Wednesday, August 20, 2008
Talking about holiness, when I read the Gospel last night, I was struck by the first verse of this Gospel: “Blessed are the poor in spirit, for theirs is the Kingdom of heaven” (Matt 5:3). This verse is really powerful, I think that’s the reason why this verse is put in the beginning of the beatitudes by Matthew.
Poor in the spirit. This is the key of holiness. Often people think that holiness is a matter of being morally good. That’s why if we see people with a very calm appearance, we call them holy. If you are wearing the Carmelite habit, while the other brothers don’t, they will call you: “Hmmmm, soooo holy!” If you see people praying rosary, walking around the corridor, you say that man is so holy. Is that holiness? It COULD be, but it not always is.
Unfortunately, in the stories of the saints, I hardly read the struggle that they did in gaining the holiness, I mean their struggle with their sinful selves. It's almost always depicted that the saints win over sins or live a sinless life without any problem. It looks more like a fairy tale and it's not down to earth. For children it could be good, but for the ones who are serious in their spiritual life, it does not give any complete picture of what a holiness is.
We tend to see the artificial holiness, but we don’t see deeper. Jesus sees deeper, He sees holiness in the sinners' life. It is a shock for us. How can be a sinner is a holy person at once? That’s why Jesus told a story about the Pharisees and the tax collector that came to pray in the synagogue. The Pharisee sits in the front row and than God for he does not steal, commit adultery, or be criminal, but rather he fasts, does many holy things. But the tax collector’s prayer is simple and humble: “Lord, I’m a sinner, have mercy on me.” And Jesus prefers the tax collector’s prayer than the Pharisee’s. That is the prayer of the holy man.

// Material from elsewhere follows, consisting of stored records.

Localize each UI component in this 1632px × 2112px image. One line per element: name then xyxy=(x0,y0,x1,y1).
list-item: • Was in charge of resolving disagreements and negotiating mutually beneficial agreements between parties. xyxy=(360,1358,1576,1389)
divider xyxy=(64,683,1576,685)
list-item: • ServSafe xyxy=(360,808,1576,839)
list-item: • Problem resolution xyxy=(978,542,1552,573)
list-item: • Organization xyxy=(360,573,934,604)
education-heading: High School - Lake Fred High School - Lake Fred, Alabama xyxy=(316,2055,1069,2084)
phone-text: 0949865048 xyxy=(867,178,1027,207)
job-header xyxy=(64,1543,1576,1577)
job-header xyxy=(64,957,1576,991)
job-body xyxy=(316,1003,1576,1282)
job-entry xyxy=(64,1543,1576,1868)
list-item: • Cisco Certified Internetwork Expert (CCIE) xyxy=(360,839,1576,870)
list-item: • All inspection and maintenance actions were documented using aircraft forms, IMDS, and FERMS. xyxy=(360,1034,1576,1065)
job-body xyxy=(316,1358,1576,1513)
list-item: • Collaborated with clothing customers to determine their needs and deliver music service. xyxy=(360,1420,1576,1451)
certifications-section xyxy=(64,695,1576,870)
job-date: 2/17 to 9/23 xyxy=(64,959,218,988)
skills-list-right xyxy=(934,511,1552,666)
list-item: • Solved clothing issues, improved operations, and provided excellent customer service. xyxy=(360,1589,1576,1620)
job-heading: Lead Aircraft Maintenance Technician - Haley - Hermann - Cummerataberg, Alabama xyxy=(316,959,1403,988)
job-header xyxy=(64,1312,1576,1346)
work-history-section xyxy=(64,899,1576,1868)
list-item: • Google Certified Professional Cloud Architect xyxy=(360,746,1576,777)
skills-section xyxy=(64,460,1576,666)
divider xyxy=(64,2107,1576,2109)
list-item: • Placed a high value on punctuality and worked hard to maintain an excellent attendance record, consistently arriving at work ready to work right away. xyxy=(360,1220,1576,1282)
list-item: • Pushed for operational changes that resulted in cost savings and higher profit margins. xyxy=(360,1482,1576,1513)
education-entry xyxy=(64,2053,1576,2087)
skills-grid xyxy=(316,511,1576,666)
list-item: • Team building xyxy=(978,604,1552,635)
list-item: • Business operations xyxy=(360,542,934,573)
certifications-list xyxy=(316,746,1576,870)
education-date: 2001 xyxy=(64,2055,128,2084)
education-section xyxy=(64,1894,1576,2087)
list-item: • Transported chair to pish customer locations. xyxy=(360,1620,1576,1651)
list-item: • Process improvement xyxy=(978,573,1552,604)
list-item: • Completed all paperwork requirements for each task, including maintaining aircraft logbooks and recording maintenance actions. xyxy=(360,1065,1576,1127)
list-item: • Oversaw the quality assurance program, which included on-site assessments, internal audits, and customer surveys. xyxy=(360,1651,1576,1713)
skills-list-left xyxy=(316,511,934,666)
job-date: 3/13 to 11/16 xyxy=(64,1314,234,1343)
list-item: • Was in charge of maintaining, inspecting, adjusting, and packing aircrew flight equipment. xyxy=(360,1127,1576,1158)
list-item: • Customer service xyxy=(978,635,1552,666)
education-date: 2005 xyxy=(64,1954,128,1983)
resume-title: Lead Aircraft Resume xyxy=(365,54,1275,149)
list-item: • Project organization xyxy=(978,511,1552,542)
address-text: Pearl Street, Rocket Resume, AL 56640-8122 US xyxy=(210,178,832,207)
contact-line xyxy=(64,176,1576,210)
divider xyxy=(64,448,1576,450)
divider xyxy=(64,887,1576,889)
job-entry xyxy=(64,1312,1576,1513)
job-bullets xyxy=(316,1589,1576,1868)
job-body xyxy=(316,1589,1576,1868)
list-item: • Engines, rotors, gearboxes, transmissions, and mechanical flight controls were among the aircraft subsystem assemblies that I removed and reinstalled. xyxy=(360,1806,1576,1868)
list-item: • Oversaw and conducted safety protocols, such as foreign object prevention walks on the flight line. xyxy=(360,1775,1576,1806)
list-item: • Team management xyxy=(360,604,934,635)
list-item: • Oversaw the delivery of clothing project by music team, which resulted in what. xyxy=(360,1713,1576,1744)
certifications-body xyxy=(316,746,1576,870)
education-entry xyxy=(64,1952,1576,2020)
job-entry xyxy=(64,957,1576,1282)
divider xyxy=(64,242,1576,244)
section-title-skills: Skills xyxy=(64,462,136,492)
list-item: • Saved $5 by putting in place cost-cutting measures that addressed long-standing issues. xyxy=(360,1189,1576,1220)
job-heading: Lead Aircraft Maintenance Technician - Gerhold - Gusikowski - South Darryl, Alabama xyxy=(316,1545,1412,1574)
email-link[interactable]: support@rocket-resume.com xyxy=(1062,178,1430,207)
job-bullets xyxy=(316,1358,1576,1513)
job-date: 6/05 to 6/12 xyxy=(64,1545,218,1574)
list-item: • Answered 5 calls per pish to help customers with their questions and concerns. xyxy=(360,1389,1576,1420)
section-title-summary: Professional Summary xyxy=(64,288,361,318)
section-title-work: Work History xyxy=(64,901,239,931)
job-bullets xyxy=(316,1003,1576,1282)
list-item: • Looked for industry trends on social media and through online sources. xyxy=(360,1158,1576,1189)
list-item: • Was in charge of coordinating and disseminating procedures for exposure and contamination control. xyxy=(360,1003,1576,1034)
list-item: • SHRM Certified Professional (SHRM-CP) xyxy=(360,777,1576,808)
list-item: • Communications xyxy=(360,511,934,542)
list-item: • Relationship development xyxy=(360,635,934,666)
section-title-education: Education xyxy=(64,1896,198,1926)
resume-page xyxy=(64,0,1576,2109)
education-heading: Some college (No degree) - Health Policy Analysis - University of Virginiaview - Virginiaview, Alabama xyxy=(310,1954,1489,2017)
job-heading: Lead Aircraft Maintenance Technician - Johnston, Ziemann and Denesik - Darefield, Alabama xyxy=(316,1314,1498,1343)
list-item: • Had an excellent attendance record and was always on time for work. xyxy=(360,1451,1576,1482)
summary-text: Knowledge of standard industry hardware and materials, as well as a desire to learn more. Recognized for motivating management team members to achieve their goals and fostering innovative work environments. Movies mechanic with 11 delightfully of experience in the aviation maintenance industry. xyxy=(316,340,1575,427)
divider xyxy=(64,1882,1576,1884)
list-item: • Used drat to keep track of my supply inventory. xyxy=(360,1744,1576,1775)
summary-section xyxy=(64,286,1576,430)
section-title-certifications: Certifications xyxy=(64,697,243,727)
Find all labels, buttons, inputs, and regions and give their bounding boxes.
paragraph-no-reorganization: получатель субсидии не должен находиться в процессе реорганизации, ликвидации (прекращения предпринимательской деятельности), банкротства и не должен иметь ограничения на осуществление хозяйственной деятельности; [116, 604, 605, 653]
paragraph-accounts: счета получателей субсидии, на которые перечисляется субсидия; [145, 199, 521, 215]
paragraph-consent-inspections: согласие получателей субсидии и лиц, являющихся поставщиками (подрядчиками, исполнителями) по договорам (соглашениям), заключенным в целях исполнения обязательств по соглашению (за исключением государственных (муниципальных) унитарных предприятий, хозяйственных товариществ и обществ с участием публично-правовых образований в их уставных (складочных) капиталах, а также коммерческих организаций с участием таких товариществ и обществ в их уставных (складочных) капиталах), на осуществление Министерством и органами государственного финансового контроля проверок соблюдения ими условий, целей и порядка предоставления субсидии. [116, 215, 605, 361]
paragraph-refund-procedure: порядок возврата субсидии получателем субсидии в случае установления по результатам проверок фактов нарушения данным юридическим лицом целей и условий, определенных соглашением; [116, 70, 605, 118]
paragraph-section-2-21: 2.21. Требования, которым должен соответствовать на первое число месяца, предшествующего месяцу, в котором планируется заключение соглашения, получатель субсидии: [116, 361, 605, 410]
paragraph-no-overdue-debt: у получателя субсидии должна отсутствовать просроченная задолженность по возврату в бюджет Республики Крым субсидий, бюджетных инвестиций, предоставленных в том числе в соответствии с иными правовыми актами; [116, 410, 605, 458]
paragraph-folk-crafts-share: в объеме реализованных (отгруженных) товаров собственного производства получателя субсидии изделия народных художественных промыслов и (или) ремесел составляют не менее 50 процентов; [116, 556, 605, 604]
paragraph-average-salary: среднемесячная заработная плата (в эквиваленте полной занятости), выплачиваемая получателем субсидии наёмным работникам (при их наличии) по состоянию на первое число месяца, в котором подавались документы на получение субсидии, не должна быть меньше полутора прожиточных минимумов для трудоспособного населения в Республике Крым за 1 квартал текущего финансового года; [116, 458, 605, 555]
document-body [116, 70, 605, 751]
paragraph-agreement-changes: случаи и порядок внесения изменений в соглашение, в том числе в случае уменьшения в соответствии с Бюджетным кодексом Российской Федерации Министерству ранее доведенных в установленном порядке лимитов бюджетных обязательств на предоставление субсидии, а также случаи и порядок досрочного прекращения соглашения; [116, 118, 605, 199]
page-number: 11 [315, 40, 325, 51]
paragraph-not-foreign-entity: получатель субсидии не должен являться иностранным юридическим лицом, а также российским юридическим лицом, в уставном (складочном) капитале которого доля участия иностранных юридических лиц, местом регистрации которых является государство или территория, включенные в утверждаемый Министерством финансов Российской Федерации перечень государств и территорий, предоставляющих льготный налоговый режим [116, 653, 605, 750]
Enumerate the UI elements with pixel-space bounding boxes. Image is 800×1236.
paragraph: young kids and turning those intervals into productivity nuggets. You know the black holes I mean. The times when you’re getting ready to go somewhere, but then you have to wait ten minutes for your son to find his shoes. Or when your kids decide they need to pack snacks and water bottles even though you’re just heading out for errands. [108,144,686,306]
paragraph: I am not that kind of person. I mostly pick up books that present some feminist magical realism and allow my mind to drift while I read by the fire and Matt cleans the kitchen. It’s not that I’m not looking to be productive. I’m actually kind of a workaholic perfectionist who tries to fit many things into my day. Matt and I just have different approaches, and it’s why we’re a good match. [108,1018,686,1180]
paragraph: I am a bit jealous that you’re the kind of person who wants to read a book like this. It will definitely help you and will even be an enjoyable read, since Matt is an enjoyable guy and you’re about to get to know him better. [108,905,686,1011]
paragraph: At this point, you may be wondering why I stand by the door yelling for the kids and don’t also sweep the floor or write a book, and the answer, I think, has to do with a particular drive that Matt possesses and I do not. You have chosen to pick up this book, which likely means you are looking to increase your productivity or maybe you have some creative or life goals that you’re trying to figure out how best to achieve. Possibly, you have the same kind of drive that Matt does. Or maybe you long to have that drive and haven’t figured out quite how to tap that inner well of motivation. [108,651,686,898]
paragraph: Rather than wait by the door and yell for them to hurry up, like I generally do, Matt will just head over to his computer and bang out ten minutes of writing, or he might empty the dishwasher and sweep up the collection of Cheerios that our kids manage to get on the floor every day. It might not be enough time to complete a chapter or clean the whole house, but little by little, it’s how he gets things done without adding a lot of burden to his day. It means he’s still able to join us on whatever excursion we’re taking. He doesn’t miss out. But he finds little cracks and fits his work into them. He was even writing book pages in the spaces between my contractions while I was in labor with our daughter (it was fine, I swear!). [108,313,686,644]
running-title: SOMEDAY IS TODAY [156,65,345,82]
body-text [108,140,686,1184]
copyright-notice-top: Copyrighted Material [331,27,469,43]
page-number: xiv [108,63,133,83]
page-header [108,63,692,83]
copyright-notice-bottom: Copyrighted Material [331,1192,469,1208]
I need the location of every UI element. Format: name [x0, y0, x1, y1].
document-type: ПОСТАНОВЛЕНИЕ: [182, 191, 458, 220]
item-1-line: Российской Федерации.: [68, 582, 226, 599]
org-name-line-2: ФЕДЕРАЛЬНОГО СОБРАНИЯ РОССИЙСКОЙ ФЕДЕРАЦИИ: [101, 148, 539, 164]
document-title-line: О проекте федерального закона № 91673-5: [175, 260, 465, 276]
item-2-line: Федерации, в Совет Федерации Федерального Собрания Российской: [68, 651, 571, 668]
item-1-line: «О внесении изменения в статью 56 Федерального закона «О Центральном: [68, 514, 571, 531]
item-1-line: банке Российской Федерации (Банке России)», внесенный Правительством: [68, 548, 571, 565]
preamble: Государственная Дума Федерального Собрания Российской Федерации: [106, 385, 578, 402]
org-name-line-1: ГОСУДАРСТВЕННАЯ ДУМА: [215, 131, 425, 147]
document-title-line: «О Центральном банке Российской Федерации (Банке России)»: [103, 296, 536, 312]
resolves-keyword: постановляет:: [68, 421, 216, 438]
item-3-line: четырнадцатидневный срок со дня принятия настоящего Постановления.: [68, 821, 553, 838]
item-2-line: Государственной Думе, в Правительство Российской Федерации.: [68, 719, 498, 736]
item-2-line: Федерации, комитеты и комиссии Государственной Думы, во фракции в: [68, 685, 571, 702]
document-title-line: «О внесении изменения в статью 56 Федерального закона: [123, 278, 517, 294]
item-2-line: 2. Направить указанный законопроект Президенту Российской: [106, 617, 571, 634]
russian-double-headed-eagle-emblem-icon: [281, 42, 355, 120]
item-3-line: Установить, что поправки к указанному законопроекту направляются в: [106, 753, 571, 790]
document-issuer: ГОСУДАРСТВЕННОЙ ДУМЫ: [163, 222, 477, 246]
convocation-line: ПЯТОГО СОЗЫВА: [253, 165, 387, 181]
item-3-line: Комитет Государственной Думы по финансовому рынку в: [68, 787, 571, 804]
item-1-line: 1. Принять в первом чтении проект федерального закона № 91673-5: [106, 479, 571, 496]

Holy man is the man of the poor spirit. Holy man is a man who knows deeply that he is a sinner. Holy man is a man who knows that he is weak, unable to do holy things, then he is aware that the only thing that he can do is just surrender to God’s grace and let God do whatever He wants to do. St. Paul is really aware of it, that is why he said that he’s just a fragile pottery carrying the most valuable treasure and said: “I live, but no longer I who live, but Christ who lives in me.” He is really aware that everything great that he did was not his work, but the work of Christ. St. Therese shared this kind of holiness in her sick bed when she said: “Oh! How happy I am to see myself imperfect and to be in need of God’s mercy so much even at the moment of my death.” How deep and how humble she was. And how holy she was!